Au printemps 1969, il participe comme mandaté au congrès confédéral de FO et au lancement en fin d’année d’un mot d’ordre de grève illimitée à La Hague et à Saclay qui aboutit à un accord national avec la direction du CEA. En 1971, la fédération de la chimie FO est en crise, Maurice Labi prépare son passage à la CFDT. Cette scission renforcera encore le différent entre les militants libertaires de FO et ceux des autres confédérations, en particulier ceux de la CFDT. En 1972, il est élu — il le restera jusqu’en 1994 lors de son départ en retraite — au comité national de la fédération de la chimie FO maintenue. Il en deviendra permanent à partir de janvier 1974. De retour à Paris, il adhère au groupe Louise-Michel de la Fédération anarchiste. Au congrès confédéral de FO, il reconstitue avec Alexandre Hébert et Jo Salamero l’UAS et relance avec eux son bulletin, L’Anarcho-syndicalisme, Marc y participera jusqu’à sa mort. Il sera, en 1981, à la création d’un Comité pour l’appel aux laïques, dont il fut un temps le secrétaire, et renforce son action à la Libre Pensée. Ce qui le conduira — nouveau grincement avec l’UAS — à passer des accords avec les trotskistes lambertistes du PCI [4]. Malgré son anti-cédétisme radical, il prit part aux travaux et aux réunions, dans les années 1984-1985, de la commission des militants syndicalistes (CMS) de la Fédération anarchiste à laquelle de nombreux militants de la CFDT participaient. Quelques années plus tard, face à la « niaiserie écologiste » (sic) de certains militants de la Fédération, il redemande son adhésion au groupe Sébastien-Faure de Bordeaux. Marc, rappelons-le, fut toujours un pro-nucléaire affiché, d’où d’autres grincements de molaires… Depuis 1994, il s’était retiré avec sa compagne Anna à Langon d’où il continuait à pester contre l’Europe du capital et des cléricaux qui, comme Carthage, disait-il, doit être détruite. Les Éditions libertaires avaient en 200 réédité Cléricalisme et mouvement ouvrier [5] qui lui valut le Prix ni Dieu ni Maître cette année-là. Un beau parcours militant, des positions quelques fois fort discutées et quelques controverses qui marquèrent une génération d’anarchistes.
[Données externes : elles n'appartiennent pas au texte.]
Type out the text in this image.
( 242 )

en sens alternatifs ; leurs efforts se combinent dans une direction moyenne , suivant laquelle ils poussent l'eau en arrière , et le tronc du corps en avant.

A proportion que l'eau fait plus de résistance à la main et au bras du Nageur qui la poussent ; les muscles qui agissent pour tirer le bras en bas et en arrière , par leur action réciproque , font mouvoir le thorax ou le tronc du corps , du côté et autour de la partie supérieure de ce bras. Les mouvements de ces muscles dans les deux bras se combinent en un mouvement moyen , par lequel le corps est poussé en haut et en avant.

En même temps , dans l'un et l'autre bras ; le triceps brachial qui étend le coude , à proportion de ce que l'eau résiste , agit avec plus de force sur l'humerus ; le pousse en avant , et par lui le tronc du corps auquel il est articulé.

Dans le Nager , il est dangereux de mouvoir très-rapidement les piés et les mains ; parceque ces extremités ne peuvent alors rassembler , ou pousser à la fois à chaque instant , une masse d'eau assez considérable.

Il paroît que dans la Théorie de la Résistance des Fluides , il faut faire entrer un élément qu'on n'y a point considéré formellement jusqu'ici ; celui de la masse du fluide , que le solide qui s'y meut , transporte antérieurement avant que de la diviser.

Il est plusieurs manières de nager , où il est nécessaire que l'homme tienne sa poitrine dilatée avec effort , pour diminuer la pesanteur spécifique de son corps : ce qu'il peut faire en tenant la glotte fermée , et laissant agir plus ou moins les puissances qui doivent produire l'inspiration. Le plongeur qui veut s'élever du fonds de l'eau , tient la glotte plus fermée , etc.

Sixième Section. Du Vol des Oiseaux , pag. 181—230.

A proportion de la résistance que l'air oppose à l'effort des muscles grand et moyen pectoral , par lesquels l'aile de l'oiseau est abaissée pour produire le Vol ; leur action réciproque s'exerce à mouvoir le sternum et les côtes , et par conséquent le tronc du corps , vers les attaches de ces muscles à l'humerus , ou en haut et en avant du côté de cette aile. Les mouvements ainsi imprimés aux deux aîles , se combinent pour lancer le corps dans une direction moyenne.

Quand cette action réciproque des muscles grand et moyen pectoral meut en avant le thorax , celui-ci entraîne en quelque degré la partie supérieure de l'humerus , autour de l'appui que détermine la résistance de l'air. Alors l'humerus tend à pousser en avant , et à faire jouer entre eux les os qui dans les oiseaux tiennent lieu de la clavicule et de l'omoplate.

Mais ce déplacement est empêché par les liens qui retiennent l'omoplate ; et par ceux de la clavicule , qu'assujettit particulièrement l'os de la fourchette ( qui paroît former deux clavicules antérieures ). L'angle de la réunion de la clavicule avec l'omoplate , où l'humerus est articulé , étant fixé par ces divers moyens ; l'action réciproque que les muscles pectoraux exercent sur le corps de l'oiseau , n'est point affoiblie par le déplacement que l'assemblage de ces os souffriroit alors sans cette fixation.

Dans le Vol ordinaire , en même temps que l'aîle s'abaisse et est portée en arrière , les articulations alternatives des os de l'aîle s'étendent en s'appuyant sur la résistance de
La crémation de Marc Prévôtel a eu lieu le lundi 1er mars 2010 à 15 h 15 à Mérignac.

Hugues Lenoir


[1OPB : Organisation pensée bataille qui déboucha sur l’éclatement de la FA en 1953. Cette « organisation » clandestine au sein de la FA visait selon ses inspirateurs à rendre l’organisation plus « efficace ». Elle n’aboutit qu’à la perte d’audience du mouvement anarchiste durant plusieurs dizaines d’années.

[2Le rapport de police interne au CEA arriva après la commission de titularisation.

[4Aujourd’hui POI, marketing politique et changement de marque oblige, sur le fond pas de changement, le pire du trotskisme.

[5Première publication dans Volonté anarchiste du groupe Fresnes-Anthony.